Armaram sua proteção com um plástico preto e foram ficando. A vizinhança
meio arredia foi-se acostumando. Logo depois, sumiram dois. Um ficou.
Pelos hábitos percebe-se que ele já teve casa. Não sei por onde,
conseguiu uma velha estante, uma cadeira azul, afixou um espelho
quebrado e uma pequena estante de parede onde guarda livros, tintas,
pincéis e cadernos. Passa o dia escrevendo e gosta de pintar quadros com
dizeres de autoajuda. Todos os dias de manhã varre a calçada e o
quarteirão. A rua amanhece limpa. Num Recife sujo e descuidado, quem
sabe ele teria vocação para secretário de limpeza urbana.
Começou
a guardar os carros que de noite ficam na rua e, logo depois, a
lavá-los. Fez uma ligação clandestina e instalou seu lava jato que
atende os que por ali estacionam durante a noite. Passa a noite
trabalhando. Às vezes, bebe, fica um tanto quanto eufórico, mas a
ninguém desacata. Conseguiu uma cadeira de vime, acredito que com um
carroceiro. Assim, já existem duas cadeiras bem cuidadas para os
clientes do dia se sentarem. Quando não está trabalhando, escreve.Na esquina, as pessoas costumavam atirar lixo e entulhos na calçada onde ele se instalou. Pintou na parede: ‘Evite problemas. Não bote seu lixo aqui. ” Pintou também vários quadros com mensagens de autoajuda falando em Jesus e no amor ao próximo. Parece ser um homem de fé, possivelmente um crente esquecido pela teologia da prosperidade.

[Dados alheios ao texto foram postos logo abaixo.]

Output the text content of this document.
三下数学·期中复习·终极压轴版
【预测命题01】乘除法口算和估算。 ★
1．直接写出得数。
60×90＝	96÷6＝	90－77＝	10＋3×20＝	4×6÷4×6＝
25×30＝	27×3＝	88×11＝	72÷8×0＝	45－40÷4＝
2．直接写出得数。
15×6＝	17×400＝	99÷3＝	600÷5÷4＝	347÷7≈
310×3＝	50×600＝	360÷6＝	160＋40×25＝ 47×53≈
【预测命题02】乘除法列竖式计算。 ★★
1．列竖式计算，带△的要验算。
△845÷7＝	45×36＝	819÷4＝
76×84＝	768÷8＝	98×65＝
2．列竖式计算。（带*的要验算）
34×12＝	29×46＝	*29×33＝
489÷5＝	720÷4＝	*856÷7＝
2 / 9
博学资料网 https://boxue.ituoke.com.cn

Sua ligação clandestina fornece água
para manter o lava jato e lavar sua roupa. Conseguiu um danificado varal
de pé que coloca para seca-la junto com suas flanelas de trabalho
estrategicamente num local que não incomode o uso da calçada agora limpa
e sem entulhos, diga-se de passagem. Desconfio que os carroceiros são
seus fornecedores de móveis. Conseguiu uma velha mesinha de plástico onde
se senta para almoçar.
Já tem clientela fiel conquistada através
do velho ‘boca-a-boca. É caprichoso no trabalho e na preservação do
ambiente. Tudo muito limpo. Empreendedor, resolveu ampliar seu negócio.
Botou uma pequena placa anunciando que limpa e lubrifica ventilador.
Quem não quer alguém que limpe seu ventilador?
Logo que chegou só usava bermudas. Passou a usar camiseta. Anda sempre limpo.
Num pedaço de papelão, escreveu a sua publicidade e ancorou num poste.
Não vou dizer o nome e a localização para não identificá-lo. No anúncio
está escrito “THE BEST. 100% QUALIDADE”. Achou pouco e fez mais um
colocando-o estrategicamente na outra esquina e ainda outro, vertical
pintado no poste. Teve mais visibilidade, mas, em compensação, a
prefeitura apareceu querendo retirá-lo para um albergue. Ele argumentou
que não ia porque ali é o seu domicílio e local de trabalho. O
quarteirão ficou indignado com os funcionários da prefeitura. Ele não
foi e ficou tudo do mesmo jeito.
Tem uma namorada que se droga e
lhe roubou o dinheirinho que ganha. No salão de beleza que frequento
funcionárias e clientes são contra esse romance. Não sei se por pressão
da vizinhança o namoro acabou. Descobrimos através de uma cuidadora que
atende a uma senhora do prédio onde moro que é um sedutor. Ele lhe
confiou que tem sete namoradas, todas moradoras de rua que vivem nas
proximidades. Uma em cada rua. De noite, eles pulam o muro da casa
abandonada e vão se divertir. Indiscreta ao extremo, ela perguntou como
ele pode ter tantas mulheres se não tem dinheiro.
- Mulher não gosta de dinheiro, mulher gosta de carinho e isso eu sei fazer, responde ele.
O rapaz se garante. Outro dia, a rua amanheceu com duas delas
engalfinhadas numa antológica cena de ciúmes com direito a ameaças com
faca. Não precisou polícia. Ele neutralizou as duas. Vida que segue.
Num sábado de manhã, a prefeitura reapareceu e, na marra, retirou-o de
seu desajeitado lar. Passou uns dias sumidos. Voltou. Não está
exatamente no mesmo lugar, mas na calçada defronte. Trouxe suas tralhas
que ficam cobertas com plástico esperando a noite para trabalhar. Põe
seu colchão na calçada e dorme como pode embaixo de uma marquise. Outro
dia, eu o vi na antiga calçada lavando carro. Aos poucos, ele vai
voltando ao que era. É uma resistência silenciosa e constante. Os
clientes voltam discretamente. Os vizinhos não incomodam. E a namorada
drogada voltou a visita-lo.
São arranjos possíveis que o cotidiano vai nos ensinando a conviver nos negros tempos que ora atravessamos.